3. Ainda nenhum governo português desenvolveu uma «política espanhola». Uma que respondesse à questão: o que é exactamente a Espanha para nós? Tudo o que existe é jurisprudência interjeccional. Pergunta-se ao PM qual é a prioridade internacional portuguesa, e ele responde: «Espanha. Espanha. Espanha». E o PR não deixou passar uma oportunidade, na campanha das presidenciais, para lembrar quanto a Espanha se está (e está) a desenvolver.

4. José Manuel Rodríguez Zapatero não dura sempre. As sondagens continuam a dar a Aznar (digo bem, Aznar) uma razoável esperança de retorno. É bom lembrar que a extrema-direita espanhola (que não tem partido próprio) está em postos de comando do PP espanhol.

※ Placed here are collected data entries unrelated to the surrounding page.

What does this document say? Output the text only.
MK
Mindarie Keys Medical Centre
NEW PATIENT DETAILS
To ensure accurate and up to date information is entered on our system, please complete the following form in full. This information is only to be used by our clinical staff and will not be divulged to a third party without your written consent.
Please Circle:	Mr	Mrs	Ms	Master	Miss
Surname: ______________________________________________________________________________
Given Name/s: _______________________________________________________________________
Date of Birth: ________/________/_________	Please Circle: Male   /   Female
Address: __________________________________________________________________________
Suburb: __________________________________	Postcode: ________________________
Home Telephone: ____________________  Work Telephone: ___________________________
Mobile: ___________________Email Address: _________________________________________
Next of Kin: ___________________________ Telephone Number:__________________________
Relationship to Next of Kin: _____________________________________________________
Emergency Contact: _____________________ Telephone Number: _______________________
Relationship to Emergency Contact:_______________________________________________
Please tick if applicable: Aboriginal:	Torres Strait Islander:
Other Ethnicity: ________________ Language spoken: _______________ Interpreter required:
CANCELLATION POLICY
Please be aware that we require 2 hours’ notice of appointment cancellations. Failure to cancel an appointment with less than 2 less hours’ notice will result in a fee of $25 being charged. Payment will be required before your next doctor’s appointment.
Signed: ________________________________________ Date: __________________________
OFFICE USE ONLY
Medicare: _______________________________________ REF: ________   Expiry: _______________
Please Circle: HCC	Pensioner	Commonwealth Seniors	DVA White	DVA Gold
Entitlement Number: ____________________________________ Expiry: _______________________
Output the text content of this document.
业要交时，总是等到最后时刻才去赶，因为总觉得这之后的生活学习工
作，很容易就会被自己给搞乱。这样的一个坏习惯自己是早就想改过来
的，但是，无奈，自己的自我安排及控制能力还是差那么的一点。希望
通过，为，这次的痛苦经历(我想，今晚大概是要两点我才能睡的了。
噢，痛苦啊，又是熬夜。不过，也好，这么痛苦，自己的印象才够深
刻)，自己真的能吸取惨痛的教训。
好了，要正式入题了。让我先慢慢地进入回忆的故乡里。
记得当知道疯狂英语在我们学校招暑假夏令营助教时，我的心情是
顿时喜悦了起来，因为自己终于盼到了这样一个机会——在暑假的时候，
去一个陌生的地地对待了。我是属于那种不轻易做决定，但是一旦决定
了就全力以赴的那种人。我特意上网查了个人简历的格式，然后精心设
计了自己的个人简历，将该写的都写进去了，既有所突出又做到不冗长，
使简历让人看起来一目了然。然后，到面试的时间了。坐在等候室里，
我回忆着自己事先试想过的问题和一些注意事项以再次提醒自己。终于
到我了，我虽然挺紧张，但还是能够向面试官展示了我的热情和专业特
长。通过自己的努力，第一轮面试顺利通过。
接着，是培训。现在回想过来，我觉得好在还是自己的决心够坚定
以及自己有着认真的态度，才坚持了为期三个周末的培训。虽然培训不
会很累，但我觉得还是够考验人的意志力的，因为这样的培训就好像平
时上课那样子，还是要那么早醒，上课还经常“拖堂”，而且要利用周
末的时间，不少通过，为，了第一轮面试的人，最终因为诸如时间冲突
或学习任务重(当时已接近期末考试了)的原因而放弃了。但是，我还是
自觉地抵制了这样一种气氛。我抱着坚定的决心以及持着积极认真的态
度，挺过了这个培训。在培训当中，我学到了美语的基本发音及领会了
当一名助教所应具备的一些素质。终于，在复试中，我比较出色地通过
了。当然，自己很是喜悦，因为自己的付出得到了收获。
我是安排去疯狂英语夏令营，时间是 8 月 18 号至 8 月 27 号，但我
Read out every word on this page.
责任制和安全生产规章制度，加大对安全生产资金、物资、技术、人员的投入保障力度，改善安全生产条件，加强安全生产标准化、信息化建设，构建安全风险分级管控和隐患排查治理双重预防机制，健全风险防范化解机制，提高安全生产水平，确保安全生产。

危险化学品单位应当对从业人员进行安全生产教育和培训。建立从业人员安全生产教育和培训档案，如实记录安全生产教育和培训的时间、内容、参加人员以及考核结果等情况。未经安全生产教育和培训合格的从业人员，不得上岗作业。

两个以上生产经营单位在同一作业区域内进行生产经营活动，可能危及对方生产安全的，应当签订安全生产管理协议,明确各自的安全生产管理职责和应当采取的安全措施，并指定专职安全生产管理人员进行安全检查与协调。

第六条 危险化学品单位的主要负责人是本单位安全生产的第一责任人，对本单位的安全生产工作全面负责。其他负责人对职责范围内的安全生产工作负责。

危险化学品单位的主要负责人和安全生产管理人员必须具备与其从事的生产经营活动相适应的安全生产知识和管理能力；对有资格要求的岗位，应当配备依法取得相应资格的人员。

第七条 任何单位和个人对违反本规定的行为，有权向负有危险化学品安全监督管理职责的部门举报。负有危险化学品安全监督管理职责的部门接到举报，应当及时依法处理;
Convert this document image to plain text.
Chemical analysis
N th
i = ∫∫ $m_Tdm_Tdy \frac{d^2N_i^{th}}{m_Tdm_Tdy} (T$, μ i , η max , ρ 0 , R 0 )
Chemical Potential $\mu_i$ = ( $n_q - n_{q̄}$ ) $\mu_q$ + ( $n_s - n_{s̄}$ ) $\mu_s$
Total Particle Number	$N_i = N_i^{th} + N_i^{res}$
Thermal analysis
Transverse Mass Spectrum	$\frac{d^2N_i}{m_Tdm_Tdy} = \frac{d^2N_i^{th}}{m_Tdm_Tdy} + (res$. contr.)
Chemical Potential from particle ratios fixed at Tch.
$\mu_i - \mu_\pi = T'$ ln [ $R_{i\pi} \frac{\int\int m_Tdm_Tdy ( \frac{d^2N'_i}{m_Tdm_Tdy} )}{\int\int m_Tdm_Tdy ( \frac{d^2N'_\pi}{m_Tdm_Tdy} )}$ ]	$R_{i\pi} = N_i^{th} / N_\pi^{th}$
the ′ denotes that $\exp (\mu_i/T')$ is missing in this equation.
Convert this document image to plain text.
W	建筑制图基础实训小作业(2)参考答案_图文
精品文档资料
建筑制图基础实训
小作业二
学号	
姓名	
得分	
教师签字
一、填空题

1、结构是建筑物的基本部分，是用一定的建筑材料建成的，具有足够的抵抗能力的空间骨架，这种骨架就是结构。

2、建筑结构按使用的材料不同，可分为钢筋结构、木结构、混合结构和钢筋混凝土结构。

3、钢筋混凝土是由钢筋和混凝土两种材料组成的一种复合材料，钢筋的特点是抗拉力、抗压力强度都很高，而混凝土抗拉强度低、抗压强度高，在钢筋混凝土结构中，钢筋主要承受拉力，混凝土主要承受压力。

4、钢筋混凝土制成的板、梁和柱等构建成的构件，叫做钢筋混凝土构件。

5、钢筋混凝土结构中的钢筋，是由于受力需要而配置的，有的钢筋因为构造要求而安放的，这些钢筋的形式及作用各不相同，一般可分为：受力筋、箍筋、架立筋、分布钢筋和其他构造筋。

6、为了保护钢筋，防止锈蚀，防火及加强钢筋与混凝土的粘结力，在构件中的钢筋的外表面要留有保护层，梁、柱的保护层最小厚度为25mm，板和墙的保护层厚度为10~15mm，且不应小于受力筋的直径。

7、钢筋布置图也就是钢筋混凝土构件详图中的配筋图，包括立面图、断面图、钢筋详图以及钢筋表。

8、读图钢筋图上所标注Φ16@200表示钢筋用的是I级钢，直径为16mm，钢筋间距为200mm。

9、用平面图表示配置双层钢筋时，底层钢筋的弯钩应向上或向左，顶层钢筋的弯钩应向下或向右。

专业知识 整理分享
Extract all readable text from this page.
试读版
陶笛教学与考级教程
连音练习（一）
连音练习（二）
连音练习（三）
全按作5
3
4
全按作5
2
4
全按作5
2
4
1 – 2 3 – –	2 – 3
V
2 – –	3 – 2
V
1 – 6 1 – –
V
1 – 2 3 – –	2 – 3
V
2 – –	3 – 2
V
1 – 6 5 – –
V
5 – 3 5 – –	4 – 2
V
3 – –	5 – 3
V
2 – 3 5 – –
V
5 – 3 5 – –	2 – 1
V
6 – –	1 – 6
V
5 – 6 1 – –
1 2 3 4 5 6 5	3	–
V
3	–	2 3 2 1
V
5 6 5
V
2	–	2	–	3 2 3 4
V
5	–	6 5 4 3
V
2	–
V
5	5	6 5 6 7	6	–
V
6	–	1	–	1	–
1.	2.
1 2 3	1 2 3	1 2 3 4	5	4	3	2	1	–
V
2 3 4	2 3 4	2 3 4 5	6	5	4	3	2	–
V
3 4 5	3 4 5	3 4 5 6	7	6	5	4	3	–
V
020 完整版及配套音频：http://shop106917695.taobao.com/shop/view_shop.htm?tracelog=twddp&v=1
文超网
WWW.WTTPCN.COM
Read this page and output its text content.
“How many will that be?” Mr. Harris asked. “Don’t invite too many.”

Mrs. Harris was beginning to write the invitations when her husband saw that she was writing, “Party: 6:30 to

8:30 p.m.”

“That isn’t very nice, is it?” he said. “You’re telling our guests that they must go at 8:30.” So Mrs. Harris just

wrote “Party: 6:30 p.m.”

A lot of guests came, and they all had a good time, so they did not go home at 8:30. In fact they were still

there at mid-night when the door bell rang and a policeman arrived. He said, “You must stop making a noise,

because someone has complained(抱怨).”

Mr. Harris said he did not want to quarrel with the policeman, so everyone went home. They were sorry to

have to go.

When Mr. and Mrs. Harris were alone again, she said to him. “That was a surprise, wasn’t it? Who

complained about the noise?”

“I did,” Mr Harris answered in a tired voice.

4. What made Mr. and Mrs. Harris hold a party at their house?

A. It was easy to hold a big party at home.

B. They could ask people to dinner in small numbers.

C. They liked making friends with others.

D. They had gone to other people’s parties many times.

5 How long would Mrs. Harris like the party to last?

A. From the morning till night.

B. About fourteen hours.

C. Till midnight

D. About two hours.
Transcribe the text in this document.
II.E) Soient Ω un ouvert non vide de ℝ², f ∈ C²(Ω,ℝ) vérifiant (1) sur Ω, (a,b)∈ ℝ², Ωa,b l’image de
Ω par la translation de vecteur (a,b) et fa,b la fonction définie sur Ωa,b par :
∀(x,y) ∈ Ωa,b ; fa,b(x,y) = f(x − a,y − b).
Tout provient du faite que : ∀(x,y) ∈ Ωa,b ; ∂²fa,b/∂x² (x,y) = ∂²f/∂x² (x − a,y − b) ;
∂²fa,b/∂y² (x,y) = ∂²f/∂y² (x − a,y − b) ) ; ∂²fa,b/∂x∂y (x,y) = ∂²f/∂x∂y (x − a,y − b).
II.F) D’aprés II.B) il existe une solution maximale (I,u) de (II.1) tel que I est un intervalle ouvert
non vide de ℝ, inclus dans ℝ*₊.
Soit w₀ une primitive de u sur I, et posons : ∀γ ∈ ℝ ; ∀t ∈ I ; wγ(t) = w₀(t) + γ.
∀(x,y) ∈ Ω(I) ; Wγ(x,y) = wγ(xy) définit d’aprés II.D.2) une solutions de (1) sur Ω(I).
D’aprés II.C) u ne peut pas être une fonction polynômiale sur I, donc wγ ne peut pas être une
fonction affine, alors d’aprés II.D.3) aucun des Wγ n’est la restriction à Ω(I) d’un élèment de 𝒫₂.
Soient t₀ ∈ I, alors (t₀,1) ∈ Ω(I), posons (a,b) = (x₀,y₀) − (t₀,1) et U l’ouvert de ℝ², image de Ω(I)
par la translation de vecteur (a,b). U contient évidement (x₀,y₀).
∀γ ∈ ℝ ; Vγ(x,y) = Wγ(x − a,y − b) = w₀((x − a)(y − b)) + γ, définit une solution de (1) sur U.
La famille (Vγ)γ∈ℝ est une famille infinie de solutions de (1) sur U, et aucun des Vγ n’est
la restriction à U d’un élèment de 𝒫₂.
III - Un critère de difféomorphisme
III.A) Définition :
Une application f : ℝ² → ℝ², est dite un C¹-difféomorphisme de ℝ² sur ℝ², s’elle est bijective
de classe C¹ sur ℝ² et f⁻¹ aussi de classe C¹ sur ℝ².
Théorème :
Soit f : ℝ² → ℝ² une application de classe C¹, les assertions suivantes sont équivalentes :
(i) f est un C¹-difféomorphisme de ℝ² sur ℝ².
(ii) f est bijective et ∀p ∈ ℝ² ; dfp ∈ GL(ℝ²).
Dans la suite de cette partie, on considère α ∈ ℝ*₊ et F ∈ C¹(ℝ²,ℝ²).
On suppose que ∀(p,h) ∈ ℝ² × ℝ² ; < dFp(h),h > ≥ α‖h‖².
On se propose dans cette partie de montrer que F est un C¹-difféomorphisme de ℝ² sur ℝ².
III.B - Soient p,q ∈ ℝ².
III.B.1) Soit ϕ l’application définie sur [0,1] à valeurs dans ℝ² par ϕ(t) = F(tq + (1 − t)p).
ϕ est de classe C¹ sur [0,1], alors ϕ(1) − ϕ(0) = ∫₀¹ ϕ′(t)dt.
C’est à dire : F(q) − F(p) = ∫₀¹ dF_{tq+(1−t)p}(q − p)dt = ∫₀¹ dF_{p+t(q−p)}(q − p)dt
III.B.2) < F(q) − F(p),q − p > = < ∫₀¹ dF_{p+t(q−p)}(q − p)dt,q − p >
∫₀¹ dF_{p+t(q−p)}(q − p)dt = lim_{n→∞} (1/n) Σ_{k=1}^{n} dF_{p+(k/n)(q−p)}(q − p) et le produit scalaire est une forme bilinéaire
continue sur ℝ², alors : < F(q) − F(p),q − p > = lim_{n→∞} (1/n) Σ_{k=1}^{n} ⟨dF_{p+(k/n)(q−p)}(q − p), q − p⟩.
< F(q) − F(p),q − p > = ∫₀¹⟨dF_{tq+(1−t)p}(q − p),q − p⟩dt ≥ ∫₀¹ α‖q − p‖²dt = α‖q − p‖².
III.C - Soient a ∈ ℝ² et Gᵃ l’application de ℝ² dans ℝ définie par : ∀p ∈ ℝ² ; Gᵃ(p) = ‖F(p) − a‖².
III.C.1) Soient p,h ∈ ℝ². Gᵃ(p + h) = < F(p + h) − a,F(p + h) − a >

5. Declarar-se «iberista» é uma forma de lirismo. Ser líricos (e submissos, e pobres, e ibericamente migrantes) será o nosso particular papel na Ibéria - na Ibéria com que, segundo informa Mário Lino, o Governo de José Sócrates sonha.

6. A Espanha é um país magnífico de mais para ser tão desconhecido por portugueses responsáveis. Uma declaração de «iberismo» é, também, uma de incultura.